Curiosamente, quando o filme começa a caminhar para a resolução, Ray e Solt abdicam de toda a estrutura narrativa construída anteriormente para mergulhar fundo no melodrama. Há uma seqüência típica de um filme de Douglas Sirk: Laurel Gray (Gloria Grahame), a tal amada de Steele, ao começar a desconfiar do namorado, passa a tomar pílulas para dormir; há um plano fechado de um relógio, para depois aparecer a imagem dela se debatendo na cama fundida com outras, como a da massagista e a do capitão de polícia, emolduradas por vozes em off.  A seqüência se fecha com a frase “a morte o fascina”... ela gargalha sozinha, ainda em transe, e a música se torna grandiloqüente.

O que há de melhor no roteiro de No Silêncio da Noite é que seus personagens são postos à prova por outros personagens, criando sempre uma ponta de dúvida. Por pelo menos duas vezes isso acontece: uma, com a já referida cena de Steele induzindo um casal a reproduzir a cena do crime (e a iluminação somente nos olhos de Bogart não é nem um pouco sutil); a outra é quando a massagista coloca em questão os verdadeiros sentimentos de Laurel Gray por Steel ao afirmar que “no início havia a terra, os filmes vieram mais tarde”.
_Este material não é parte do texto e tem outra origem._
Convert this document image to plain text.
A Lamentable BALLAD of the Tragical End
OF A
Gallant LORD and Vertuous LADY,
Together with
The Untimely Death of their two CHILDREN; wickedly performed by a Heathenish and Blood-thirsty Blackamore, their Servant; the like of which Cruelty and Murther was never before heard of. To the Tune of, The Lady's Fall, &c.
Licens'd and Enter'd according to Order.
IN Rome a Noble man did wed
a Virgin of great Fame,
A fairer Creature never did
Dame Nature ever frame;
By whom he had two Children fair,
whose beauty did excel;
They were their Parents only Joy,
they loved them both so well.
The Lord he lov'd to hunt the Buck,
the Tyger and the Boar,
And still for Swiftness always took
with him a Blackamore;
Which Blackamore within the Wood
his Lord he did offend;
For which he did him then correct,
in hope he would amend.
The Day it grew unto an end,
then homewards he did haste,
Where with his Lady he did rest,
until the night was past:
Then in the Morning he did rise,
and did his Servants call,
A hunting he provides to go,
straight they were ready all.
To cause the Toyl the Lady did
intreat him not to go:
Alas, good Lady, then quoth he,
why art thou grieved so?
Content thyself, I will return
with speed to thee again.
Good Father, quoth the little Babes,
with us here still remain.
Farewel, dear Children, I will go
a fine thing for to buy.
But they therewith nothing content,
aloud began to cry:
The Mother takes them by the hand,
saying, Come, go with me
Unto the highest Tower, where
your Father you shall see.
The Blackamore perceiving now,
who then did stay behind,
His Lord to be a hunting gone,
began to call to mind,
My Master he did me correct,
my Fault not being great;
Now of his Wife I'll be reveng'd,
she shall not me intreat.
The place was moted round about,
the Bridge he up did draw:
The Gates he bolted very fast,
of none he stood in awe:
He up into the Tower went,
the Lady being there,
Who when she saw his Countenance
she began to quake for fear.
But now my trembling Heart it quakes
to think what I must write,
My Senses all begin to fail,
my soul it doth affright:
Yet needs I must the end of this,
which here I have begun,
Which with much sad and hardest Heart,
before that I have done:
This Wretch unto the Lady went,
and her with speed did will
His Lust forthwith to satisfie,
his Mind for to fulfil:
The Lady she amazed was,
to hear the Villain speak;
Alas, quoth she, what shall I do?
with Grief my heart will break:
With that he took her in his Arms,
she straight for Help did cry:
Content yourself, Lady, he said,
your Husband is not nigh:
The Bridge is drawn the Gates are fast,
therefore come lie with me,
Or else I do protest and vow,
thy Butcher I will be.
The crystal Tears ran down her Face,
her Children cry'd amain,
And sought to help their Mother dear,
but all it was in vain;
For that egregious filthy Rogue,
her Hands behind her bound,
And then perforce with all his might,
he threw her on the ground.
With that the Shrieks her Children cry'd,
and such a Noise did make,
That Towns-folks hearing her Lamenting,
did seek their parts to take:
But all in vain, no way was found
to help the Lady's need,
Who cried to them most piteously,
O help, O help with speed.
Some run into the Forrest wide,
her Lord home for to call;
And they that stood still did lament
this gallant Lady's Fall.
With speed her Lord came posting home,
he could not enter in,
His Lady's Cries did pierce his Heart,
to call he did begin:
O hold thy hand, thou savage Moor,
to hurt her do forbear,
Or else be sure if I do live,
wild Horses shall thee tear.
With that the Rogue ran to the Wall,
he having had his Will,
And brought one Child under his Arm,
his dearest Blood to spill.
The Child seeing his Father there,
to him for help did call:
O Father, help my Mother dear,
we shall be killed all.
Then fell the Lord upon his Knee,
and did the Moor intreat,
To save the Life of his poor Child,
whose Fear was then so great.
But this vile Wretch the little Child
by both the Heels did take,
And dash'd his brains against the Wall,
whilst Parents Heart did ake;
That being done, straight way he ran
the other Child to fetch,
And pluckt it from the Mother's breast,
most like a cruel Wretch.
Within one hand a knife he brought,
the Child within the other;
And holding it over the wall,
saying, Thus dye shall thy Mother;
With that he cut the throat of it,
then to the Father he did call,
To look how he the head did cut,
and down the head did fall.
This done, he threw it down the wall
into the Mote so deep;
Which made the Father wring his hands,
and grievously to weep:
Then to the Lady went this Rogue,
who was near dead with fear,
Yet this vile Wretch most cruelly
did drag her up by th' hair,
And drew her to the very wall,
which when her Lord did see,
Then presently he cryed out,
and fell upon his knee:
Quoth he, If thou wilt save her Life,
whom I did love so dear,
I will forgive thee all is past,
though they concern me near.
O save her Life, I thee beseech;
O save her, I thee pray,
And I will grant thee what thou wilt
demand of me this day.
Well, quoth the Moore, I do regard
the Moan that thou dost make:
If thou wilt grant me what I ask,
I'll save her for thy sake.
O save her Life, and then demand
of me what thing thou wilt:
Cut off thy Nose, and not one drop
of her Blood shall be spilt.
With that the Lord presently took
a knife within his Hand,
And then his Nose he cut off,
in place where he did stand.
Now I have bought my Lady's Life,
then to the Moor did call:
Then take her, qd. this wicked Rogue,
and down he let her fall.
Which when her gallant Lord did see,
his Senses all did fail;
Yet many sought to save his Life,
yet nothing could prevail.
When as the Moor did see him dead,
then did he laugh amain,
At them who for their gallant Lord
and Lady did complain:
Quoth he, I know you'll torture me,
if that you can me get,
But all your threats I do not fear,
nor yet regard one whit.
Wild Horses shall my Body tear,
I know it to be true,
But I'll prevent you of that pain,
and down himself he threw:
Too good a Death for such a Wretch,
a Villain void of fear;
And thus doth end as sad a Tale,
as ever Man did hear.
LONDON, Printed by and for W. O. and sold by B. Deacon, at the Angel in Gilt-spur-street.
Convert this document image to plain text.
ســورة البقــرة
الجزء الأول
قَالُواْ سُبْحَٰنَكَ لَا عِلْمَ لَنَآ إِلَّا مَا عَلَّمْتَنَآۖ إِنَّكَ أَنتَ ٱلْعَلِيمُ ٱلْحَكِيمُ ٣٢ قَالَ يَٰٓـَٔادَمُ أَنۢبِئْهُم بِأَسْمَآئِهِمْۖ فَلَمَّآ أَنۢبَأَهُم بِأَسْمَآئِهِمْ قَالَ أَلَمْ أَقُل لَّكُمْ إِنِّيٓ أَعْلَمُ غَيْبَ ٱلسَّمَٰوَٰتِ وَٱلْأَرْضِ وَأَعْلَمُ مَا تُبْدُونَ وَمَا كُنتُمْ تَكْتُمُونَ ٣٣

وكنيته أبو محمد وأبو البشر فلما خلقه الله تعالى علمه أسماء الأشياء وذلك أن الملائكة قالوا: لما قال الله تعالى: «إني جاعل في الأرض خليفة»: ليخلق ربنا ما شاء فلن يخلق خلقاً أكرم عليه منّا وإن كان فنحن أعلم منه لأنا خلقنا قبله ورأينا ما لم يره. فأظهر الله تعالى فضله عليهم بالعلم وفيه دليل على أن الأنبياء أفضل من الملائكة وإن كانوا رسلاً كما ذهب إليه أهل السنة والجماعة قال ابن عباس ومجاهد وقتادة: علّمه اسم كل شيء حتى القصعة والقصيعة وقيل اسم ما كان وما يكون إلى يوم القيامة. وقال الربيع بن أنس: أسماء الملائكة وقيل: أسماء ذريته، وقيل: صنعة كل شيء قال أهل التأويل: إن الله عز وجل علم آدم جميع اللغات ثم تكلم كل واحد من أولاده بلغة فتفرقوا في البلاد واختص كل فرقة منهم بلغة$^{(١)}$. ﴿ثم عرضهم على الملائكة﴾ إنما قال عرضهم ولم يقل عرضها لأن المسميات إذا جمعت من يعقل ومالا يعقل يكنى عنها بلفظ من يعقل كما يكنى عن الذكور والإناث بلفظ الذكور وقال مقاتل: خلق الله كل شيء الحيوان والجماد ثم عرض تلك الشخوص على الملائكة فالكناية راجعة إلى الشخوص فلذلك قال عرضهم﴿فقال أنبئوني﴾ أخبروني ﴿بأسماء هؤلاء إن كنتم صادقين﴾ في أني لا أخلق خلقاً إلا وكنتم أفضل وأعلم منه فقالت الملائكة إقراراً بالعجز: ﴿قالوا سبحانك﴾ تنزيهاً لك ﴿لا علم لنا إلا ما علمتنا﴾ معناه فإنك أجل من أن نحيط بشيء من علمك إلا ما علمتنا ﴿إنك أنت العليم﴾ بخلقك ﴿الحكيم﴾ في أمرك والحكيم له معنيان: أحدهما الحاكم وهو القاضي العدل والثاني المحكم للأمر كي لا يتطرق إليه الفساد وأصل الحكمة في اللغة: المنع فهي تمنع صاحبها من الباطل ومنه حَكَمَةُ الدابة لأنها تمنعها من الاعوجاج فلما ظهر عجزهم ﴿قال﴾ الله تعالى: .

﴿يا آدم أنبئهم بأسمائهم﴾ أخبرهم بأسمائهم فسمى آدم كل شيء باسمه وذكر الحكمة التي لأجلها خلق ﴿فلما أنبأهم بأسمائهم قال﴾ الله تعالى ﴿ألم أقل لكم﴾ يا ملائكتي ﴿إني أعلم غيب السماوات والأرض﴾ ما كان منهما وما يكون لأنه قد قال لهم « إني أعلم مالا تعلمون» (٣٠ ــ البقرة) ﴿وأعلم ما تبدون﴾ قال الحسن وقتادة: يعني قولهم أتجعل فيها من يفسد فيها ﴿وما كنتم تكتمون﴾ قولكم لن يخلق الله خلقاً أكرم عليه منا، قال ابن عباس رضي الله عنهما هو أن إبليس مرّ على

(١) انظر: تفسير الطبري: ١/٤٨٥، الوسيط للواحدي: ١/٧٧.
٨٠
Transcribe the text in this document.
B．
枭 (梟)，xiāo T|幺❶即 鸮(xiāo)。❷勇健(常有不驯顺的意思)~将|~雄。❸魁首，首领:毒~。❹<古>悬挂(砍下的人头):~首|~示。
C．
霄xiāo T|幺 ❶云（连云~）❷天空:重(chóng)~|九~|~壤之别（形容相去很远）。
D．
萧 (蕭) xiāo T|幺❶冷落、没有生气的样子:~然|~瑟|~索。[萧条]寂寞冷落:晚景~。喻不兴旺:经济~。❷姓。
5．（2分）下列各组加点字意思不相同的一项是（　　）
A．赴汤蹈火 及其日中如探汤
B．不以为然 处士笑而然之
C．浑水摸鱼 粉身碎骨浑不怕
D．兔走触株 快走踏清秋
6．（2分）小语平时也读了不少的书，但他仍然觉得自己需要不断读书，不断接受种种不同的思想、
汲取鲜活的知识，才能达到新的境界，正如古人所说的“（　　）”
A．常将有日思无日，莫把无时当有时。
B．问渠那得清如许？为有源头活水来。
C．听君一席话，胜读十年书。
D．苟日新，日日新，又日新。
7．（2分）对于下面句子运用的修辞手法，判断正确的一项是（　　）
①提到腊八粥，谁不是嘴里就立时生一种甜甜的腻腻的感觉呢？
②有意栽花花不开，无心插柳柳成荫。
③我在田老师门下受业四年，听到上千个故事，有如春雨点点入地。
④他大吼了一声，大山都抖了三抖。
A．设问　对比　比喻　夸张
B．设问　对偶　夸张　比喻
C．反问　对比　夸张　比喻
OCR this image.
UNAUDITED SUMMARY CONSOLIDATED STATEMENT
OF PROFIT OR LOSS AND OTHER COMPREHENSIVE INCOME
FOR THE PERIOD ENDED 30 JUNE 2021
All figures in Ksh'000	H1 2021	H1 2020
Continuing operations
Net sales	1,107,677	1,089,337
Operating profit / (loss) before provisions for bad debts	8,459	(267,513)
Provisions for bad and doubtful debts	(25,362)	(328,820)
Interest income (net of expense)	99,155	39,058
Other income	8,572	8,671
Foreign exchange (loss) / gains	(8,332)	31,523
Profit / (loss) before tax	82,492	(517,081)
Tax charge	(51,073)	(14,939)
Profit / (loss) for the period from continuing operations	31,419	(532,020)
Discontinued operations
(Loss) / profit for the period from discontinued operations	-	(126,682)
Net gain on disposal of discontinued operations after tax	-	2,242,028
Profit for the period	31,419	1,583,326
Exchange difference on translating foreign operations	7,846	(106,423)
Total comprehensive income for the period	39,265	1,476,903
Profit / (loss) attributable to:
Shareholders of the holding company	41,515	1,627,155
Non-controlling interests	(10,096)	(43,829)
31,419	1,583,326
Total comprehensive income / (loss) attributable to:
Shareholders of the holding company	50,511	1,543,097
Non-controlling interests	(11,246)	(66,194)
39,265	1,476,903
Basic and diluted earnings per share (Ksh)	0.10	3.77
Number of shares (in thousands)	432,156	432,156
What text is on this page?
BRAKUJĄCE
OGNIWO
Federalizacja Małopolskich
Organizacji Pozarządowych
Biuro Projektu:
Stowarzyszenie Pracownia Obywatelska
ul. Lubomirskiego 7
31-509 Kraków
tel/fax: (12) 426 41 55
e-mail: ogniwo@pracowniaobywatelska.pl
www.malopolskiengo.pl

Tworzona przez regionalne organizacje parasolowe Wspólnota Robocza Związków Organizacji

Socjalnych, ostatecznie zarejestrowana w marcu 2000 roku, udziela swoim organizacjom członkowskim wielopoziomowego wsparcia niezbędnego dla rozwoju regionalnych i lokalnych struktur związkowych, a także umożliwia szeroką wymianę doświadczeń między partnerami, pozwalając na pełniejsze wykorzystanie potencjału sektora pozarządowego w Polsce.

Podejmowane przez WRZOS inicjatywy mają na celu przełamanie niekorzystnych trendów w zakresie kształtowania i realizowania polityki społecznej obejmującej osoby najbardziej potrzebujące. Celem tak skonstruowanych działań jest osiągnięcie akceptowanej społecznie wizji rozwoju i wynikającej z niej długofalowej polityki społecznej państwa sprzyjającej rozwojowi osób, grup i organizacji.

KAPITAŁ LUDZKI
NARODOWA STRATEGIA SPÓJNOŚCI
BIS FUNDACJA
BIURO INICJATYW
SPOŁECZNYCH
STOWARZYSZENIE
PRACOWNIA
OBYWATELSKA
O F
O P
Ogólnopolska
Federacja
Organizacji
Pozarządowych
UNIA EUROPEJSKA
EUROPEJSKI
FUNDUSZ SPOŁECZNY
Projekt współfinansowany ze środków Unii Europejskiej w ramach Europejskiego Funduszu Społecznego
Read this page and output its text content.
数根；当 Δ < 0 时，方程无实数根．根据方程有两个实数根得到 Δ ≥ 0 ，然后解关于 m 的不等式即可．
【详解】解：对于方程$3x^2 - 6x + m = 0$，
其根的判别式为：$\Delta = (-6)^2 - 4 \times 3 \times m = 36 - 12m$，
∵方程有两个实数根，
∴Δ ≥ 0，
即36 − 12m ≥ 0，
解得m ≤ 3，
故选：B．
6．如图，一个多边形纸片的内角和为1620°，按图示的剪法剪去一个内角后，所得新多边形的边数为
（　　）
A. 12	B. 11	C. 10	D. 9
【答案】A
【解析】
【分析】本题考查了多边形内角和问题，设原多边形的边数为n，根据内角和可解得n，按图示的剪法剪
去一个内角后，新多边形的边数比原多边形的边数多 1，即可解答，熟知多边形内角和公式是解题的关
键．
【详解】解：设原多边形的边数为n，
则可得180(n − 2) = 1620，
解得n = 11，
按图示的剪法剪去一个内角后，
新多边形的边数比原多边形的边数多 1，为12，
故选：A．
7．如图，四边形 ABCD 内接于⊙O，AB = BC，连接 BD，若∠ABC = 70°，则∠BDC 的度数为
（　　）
O final, amargo na resolução e na repetição do “Eu nasci quando ela me beijou, morri quando me deixou, e vivi algumas semanas enquanto ela me amou”, retoma o nível da primeira hora do filme, na qual Ray apresenta o melhor de seu cinema. Steel, ao perder Gray, contradiz uma das mais célebres frases do filme, a do detetive Brub que diz que “é difícil dizer o que Dix sente; nós nunca o entendemos”. Naquele momento, sabemos exatamente a dor do personagem.